知恵を出して価値ある商品づくりを追求、「デザイン革命」で新たな価値創造=エステー鈴木喬社長
今後は、主力商品である「エアケア」と防虫剤などの「衣類ケア」に経営資源を集中していく考えです。さらに、「エアケア」や「衣類ケア」の中でも、ブランドを絞り込んで、強いブランドはますます強くしていきます。
当社が扱っている商品は、洗剤や紙製品のような生活必需品ではなく、いわば「ニッチ(すき間)商品」です。だから、これからも大きな拡販の余地が あり、アイデア次第で需要はまだまだ伸びます。エステーは「グローバル・ニッチ ナンバーワン」を目標に、さまざまな新しい提案をしていきます。
商品開発では、今期の柱として「デザイン革命」を掲げています。日用品は、他の商品に比べて、デザイン面で遅れていて、日用品の最大の付加価値は デザインだと思います。デザインに特化すれば、競合商品と大きく差別化できます。しかし、デザインといっても、単に形状の美しさを実現するだけでなく、シ ンプルな機能美、使い勝手のよさ、コストダウン、商品とパッケージの統一感なども追求して、「売れるデザイン」をめざします。

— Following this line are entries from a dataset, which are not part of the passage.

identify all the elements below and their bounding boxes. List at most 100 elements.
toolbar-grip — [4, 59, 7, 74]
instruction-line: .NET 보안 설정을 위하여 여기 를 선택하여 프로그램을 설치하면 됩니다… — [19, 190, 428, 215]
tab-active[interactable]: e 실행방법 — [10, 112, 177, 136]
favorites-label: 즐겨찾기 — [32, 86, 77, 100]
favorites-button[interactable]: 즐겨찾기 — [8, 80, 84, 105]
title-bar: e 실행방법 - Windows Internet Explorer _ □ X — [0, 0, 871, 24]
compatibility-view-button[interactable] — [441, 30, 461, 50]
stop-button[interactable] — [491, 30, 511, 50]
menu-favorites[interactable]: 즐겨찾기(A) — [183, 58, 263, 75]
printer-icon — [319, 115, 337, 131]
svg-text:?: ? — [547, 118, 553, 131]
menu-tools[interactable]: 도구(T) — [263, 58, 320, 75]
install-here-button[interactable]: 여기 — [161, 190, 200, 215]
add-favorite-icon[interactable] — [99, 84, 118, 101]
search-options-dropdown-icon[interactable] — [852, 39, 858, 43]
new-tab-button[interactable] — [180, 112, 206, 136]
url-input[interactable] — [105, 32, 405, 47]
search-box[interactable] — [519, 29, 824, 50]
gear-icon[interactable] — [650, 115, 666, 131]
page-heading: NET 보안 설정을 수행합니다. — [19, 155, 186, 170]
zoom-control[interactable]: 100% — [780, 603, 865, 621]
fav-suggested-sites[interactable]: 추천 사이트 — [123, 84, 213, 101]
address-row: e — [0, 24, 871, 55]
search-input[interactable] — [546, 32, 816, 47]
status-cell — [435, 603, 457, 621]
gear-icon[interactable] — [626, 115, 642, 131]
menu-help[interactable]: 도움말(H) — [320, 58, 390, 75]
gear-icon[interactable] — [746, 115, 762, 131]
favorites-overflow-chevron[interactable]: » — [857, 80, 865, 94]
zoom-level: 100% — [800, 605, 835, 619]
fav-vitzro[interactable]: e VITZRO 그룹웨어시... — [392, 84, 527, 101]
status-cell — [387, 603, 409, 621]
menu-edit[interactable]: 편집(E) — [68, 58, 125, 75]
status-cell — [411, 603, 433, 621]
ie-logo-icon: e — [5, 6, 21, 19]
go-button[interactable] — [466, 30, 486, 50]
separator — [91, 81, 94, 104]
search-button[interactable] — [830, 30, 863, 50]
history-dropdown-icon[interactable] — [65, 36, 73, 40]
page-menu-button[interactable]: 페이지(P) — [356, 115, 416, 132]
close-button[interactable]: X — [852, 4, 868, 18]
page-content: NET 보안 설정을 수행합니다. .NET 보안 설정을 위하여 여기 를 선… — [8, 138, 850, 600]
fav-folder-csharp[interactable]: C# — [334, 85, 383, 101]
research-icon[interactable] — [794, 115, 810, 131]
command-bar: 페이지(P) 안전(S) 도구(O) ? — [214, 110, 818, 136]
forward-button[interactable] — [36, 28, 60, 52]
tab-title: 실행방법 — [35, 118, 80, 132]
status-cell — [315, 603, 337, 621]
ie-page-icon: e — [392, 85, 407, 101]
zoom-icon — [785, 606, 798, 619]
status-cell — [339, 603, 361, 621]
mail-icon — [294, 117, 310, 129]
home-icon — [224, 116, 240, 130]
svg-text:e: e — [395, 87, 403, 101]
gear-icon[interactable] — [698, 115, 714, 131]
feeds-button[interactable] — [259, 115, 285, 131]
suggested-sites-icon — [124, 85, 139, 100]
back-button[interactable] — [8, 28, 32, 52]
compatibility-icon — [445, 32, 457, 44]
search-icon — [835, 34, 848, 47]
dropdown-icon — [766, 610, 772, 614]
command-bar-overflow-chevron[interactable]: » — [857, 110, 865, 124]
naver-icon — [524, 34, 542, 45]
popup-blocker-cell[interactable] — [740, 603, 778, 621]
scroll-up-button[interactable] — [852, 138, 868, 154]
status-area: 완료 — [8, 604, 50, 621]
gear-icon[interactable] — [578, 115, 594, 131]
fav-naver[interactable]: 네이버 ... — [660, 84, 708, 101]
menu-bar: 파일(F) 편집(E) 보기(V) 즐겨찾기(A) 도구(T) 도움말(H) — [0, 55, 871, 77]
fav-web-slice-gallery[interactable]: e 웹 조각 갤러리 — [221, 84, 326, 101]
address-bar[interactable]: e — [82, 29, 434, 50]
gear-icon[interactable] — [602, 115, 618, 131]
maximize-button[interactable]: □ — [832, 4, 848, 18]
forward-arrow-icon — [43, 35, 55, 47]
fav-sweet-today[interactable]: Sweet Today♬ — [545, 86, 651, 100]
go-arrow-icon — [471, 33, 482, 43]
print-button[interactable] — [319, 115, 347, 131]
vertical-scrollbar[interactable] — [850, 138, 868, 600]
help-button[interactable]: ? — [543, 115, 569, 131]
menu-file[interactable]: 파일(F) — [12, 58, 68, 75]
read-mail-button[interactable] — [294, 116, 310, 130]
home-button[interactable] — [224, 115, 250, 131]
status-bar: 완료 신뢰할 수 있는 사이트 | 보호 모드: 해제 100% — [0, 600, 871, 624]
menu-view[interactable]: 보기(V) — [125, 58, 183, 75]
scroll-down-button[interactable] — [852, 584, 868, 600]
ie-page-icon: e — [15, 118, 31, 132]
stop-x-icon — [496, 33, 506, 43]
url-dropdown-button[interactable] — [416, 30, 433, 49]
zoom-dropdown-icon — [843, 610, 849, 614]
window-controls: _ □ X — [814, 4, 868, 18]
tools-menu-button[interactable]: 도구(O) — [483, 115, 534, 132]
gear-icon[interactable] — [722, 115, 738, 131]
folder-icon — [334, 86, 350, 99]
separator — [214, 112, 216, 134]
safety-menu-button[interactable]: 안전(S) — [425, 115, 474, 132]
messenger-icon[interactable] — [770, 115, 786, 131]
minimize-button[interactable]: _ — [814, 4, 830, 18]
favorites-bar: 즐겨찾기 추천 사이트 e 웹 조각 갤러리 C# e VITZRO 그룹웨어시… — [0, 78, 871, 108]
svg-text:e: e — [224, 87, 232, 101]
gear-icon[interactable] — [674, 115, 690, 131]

今まで、エアケアは部屋の隅に追いやられ、隠して使われてきました。しかし、当社はエアケアをインテリア用品に格上げしたいと考えています。
──デザイン革命」の第1弾として、9月18日に主力商品の「自動でシュパッと消臭プラグ」と「消臭プラグ」をフルモデルチェンジしました。
鈴木 この2つを「デザイン革命」の第1弾に選んだのは、エアケア市場では電子式が世界を席巻すると考えているからです。
殺虫剤ではすでに世界的に電子式が主流になっています。電子式消臭芳香剤は効果が最後まで一定というメリットがあり、アメリカやヨーロッパではす でに電子式が主流です。ところが、日本ではまだそれが実現していません。だから、国内では電子式の消臭芳香剤に大きな可能性があり、当社にとっては、まさ に次の成長エンジンになる商品と位置づけています。ここを押さえておけば、エアケア市場で大きなシェアが取れると見ています。
ここ数年、当社は新商品で大きなヒットを飛ばせませんでした。それは、足元を見ずに、遠くの「青い鳥」ばかり探していたからです。不況の時代には、まったく新しい「世にない商品」だけを開発していてはリスクが大きくなります。
そこで、今ある強い商品をより強化するという堅実な方法を採って、デザインを切り口にして、既存の主力商品をモデルチェンジしました。
しかし、単にデザインをよくするだけでなく、研究や製造部門とともに、お客さまのご要望にも応えて、既存の商品とはまったく違うものをつくりまし た。2つの新商品とも旧型に比べて25%スリム化して、コストを下げ、品質向上に努めました。これにより、店頭にもより置きやすくなりました。
ベンチマークは任天堂
──世界的に活躍する、デザインオフィス「nendo」の佐藤オオキさんをデザイナーに起用したのも注目されます。
鈴木 以前から、私のもやもやしているデザインに対する気持ちを形にしてくれる方を探していて、知人の紹介で佐藤さんとお会いしました。話しているうちに、私と 波長が合うと感じて、デザイナーとしての起用を即決しました。後になって、『Newsweek』誌で「世界が尊敬する日本人100人」に選出され、世界的 な美術館にも作品がコレクションされている、有名なデザイナーであると知りました。
──すでに小売店の店頭にも商品が並んでいますが、小売側の反応はいかがですか。
鈴木 おかげさまで、予想以上に好評で、順調なスタートを切りました。「自動でシュパッと消臭プラグ」は新しい香りも加えて5種になり、3尺の専用什器をつくって、セットで展開することを提案していますが、大手チェーンでは積極的にセットで導入していただいています。